There have been five mass extinctions, the last one of which eliminated the dinosaurs. Some scientists argue that we are on the verge of a sixth mass extinction. Fortunately, the time scale on which mass extinctions happen is such that we need not worry about this right now. Nevertheless, this possibility doubtlessly represents transformative fundamental change.
Central concepts in history include civilizations, empires, revolutions and conquests. Notable civilizations and empires include Egypt, Mesopotamia, China, Maya, Greece, and Rome. All of these empires ended, often due to internal strife (revolutions) or external sources (conquests). In some cases civilization ended. It appears that the typical life of a civilization is one thousand years or so. This does not mean that all the people disappear, but standards of living usually plummet.

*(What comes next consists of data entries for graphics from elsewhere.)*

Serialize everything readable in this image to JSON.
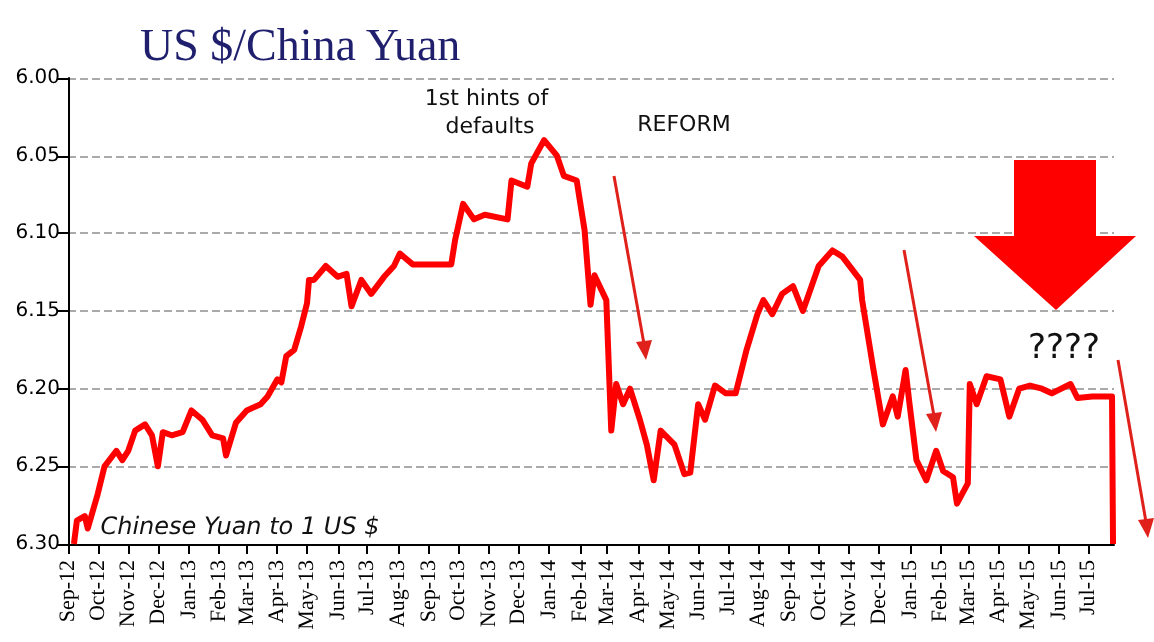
{
  "chart_data": {
    "type": "line",
    "title": "US $/China Yuan",
    "annotations": [
      "1st hints of defaults",
      "REFORM",
      "????",
      "Chinese Yuan to 1 US $"
    ],
    "series": [
      {
        "color": "#ff0000",
        "x": [
          "2012-09-07",
          "2012-09-10",
          "2012-09-18",
          "2012-09-21",
          "2012-10-01",
          "2012-10-08",
          "2012-10-20",
          "2012-10-26",
          "2012-11-01",
          "2012-11-08",
          "2012-11-18",
          "2012-11-25",
          "2012-12-01",
          "2012-12-06",
          "2012-12-15",
          "2012-12-26",
          "2013-01-04",
          "2013-01-15",
          "2013-01-25",
          "2013-02-05",
          "2013-02-08",
          "2013-02-18",
          "2013-03-01",
          "2013-03-15",
          "2013-03-22",
          "2013-04-01",
          "2013-04-05",
          "2013-04-10",
          "2013-04-18",
          "2013-04-25",
          "2013-05-01",
          "2013-05-03",
          "2013-05-08",
          "2013-05-20",
          "2013-06-01",
          "2013-06-10",
          "2013-06-15",
          "2013-06-25",
          "2013-07-05",
          "2013-07-18",
          "2013-07-28",
          "2013-08-03",
          "2013-08-16",
          "2013-09-24",
          "2013-09-28",
          "2013-10-06",
          "2013-10-17",
          "2013-10-28",
          "2013-11-20",
          "2013-11-24",
          "2013-12-10",
          "2013-12-14",
          "2013-12-27",
          "2014-01-09",
          "2014-01-16",
          "2014-01-29",
          "2014-02-06",
          "2014-02-12",
          "2014-02-16",
          "2014-02-28",
          "2014-03-05",
          "2014-03-10",
          "2014-03-17",
          "2014-03-24",
          "2014-04-03",
          "2014-04-10",
          "2014-04-17",
          "2014-04-24",
          "2014-05-08",
          "2014-05-18",
          "2014-05-24",
          "2014-06-01",
          "2014-06-08",
          "2014-06-18",
          "2014-06-29",
          "2014-07-09",
          "2014-07-20",
          "2014-07-31",
          "2014-08-06",
          "2014-08-15",
          "2014-08-25",
          "2014-09-05",
          "2014-09-15",
          "2014-10-01",
          "2014-10-15",
          "2014-10-25",
          "2014-11-12",
          "2014-11-14",
          "2014-11-25",
          "2014-12-05",
          "2014-12-15",
          "2014-12-20",
          "2014-12-28",
          "2015-01-01",
          "2015-01-08",
          "2015-01-18",
          "2015-01-28",
          "2015-02-04",
          "2015-02-14",
          "2015-02-18",
          "2015-03-01",
          "2015-03-03",
          "2015-03-10",
          "2015-03-20",
          "2015-04-03",
          "2015-04-12",
          "2015-04-22",
          "2015-05-03",
          "2015-05-15",
          "2015-05-25",
          "2015-06-13",
          "2015-06-20",
          "2015-07-05",
          "2015-07-25",
          "2015-07-26"
        ],
        "values": [
          6.3,
          6.285,
          6.282,
          6.29,
          6.268,
          6.25,
          6.24,
          6.246,
          6.24,
          6.227,
          6.223,
          6.23,
          6.25,
          6.228,
          6.23,
          6.228,
          6.214,
          6.22,
          6.23,
          6.232,
          6.243,
          6.222,
          6.214,
          6.21,
          6.205,
          6.194,
          6.196,
          6.179,
          6.175,
          6.16,
          6.145,
          6.13,
          6.13,
          6.121,
          6.128,
          6.126,
          6.147,
          6.13,
          6.139,
          6.128,
          6.121,
          6.113,
          6.12,
          6.12,
          6.104,
          6.081,
          6.091,
          6.088,
          6.091,
          6.066,
          6.07,
          6.055,
          6.04,
          6.05,
          6.063,
          6.066,
          6.098,
          6.146,
          6.127,
          6.143,
          6.227,
          6.197,
          6.21,
          6.2,
          6.22,
          6.236,
          6.259,
          6.227,
          6.236,
          6.255,
          6.254,
          6.21,
          6.22,
          6.198,
          6.203,
          6.203,
          6.175,
          6.152,
          6.143,
          6.152,
          6.139,
          6.134,
          6.15,
          6.121,
          6.111,
          6.115,
          6.13,
          6.143,
          6.186,
          6.223,
          6.205,
          6.218,
          6.188,
          6.21,
          6.246,
          6.259,
          6.24,
          6.253,
          6.257,
          6.274,
          6.261,
          6.197,
          6.21,
          6.192,
          6.194,
          6.218,
          6.2,
          6.198,
          6.2,
          6.203,
          6.197,
          6.206,
          6.205,
          6.205,
          6.3
        ]
      }
    ],
    "xlim": [
      "2012-09-01",
      "2015-07-27"
    ],
    "xticks": [
      {
        "value": "2012-09-01",
        "label": "Sep-12"
      },
      {
        "value": "2012-10-01",
        "label": "Oct-12"
      },
      {
        "value": "2012-11-01",
        "label": "Nov-12"
      },
      {
        "value": "2012-12-01",
        "label": "Dec-12"
      },
      {
        "value": "2013-01-01",
        "label": "Jan-13"
      },
      {
        "value": "2013-02-01",
        "label": "Feb-13"
      },
      {
        "value": "2013-03-01",
        "label": "Mar-13"
      },
      {
        "value": "2013-04-01",
        "label": "Apr-13"
      },
      {
        "value": "2013-05-01",
        "label": "May-13"
      },
      {
        "value": "2013-06-01",
        "label": "Jun-13"
      },
      {
        "value": "2013-07-01",
        "label": "Jul-13"
      },
      {
        "value": "2013-08-01",
        "label": "Aug-13"
      },
      {
        "value": "2013-09-01",
        "label": "Sep-13"
      },
      {
        "value": "2013-10-01",
        "label": "Oct-13"
      },
      {
        "value": "2013-11-01",
        "label": "Nov-13"
      },
      {
        "value": "2013-12-01",
        "label": "Dec-13"
      },
      {
        "value": "2014-01-01",
        "label": "Jan-14"
      },
      {
        "value": "2014-02-01",
        "label": "Feb-14"
      },
      {
        "value": "2014-03-01",
        "label": "Mar-14"
      },
      {
        "value": "2014-04-01",
        "label": "Apr-14"
      },
      {
        "value": "2014-05-01",
        "label": "May-14"
      },
      {
        "value": "2014-06-01",
        "label": "Jun-14"
      },
      {
        "value": "2014-07-01",
        "label": "Jul-14"
      },
      {
        "value": "2014-08-01",
        "label": "Aug-14"
      },
      {
        "value": "2014-09-01",
        "label": "Sep-14"
      },
      {
        "value": "2014-10-01",
        "label": "Oct-14"
      },
      {
        "value": "2014-11-01",
        "label": "Nov-14"
      },
      {
        "value": "2014-12-01",
        "label": "Dec-14"
      },
      {
        "value": "2015-01-01",
        "label": "Jan-15"
      },
      {
        "value": "2015-02-01",
        "label": "Feb-15"
      },
      {
        "value": "2015-03-01",
        "label": "Mar-15"
      },
      {
        "value": "2015-04-01",
        "label": "Apr-15"
      },
      {
        "value": "2015-05-01",
        "label": "May-15"
      },
      {
        "value": "2015-06-01",
        "label": "Jun-15"
      },
      {
        "value": "2015-07-01",
        "label": "Jul-15"
      }
    ],
    "ylim": [
      6.3,
      6.0
    ],
    "yticks": [
      {
        "value": 6.0,
        "label": "6.00"
      },
      {
        "value": 6.05,
        "label": "6.05"
      },
      {
        "value": 6.1,
        "label": "6.10"
      },
      {
        "value": 6.15,
        "label": "6.15"
      },
      {
        "value": 6.2,
        "label": "6.20"
      },
      {
        "value": 6.25,
        "label": "6.25"
      },
      {
        "value": 6.3,
        "label": "6.30"
      }
    ],
    "grid": "y",
    "marker": "none",
    "line_style": "solid"
  }
}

Core ideas for industry include needs, markets, and creative destruction. Markets emerge to meet human needs for food, housing, energy, transportation, finance, etc. Industries change due to increased efficiencies (e.g., agriculture), technology replacement (e.g., horse-drawn streetcars), and consolidation (e.g., airplane manufacturing). The winners of the competition perfect their offerings, which greatly benefits customers, until their offerings (e.g., buggy whips) are no longer needed. Then industries face creative destruction, in part due to new technologies.
Key notions in technology are invention, innovation, and obsolescence. Over millennia, humankind has invented tools, wheels, propellers, crossbows, and gunpowder; waterwheels, steam engines, and gears; aqueducts, drainage, sails, and rudders; steamboats, railroads, automobiles, and airplanes; and electricity, telephones, computers, and Internet. These inventions, often rather slowly, became market innovations as technologies and infrastructures matured. As they were perfected, these offerings tended to become commodities or, in many cases, obsolete. In the process, most companies and, sometimes, whole industries were creatively destroyed by new market innovations and value propositions.

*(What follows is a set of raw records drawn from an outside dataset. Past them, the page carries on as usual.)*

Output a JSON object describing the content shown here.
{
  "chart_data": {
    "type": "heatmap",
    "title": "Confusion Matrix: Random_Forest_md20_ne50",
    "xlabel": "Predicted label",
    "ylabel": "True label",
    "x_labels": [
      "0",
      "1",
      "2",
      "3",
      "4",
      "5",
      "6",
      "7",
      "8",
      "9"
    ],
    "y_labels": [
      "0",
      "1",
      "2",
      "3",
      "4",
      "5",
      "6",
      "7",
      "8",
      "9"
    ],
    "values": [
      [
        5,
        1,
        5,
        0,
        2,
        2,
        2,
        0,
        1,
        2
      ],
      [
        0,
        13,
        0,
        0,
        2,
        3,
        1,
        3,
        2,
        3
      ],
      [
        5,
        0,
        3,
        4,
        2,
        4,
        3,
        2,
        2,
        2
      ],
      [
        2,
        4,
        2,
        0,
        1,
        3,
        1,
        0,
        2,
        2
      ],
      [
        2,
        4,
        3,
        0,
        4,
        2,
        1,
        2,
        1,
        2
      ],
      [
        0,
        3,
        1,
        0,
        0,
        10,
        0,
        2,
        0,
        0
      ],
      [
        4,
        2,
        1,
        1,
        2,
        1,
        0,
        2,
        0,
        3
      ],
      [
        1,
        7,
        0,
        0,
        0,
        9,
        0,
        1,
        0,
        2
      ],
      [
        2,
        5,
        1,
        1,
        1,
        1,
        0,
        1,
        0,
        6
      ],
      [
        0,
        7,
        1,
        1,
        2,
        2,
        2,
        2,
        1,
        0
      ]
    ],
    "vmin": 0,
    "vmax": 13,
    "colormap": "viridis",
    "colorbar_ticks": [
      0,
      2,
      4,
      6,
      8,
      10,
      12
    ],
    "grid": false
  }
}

Reflection on these four levels of transformation prompts a notional life cycle of change operating on all four levels:
- New epochs eventually lead to consolidation and refinement or perfection
- Assumptions on which perfection is based are eventually no longer tenable
- New entities emerge to exploit new assumptions, but are bit players at first
- Existing entities attempt to adapt, even transform, but almost always fail
- New epochs emerge — go to step 1
If transformation inevitably fails, at least eventually, why try? First of all, you cannot know a new epoch is emerging until after it happens. There are economic and social benefits to sustaining the current epoch. For example, capital assets cannot be quickly redeployed, unless via liquidation. Further, the stewards of the current epoch will inevitably attempt to survive. Overall, it seems reasonable to observe that, despite their inevitability, extinctions, revolutions, conquests, destruction and obsolescence are only addressed when their time has come. We strive to hold them off even though we know they are inevitable because such is the only rational and productive strategy.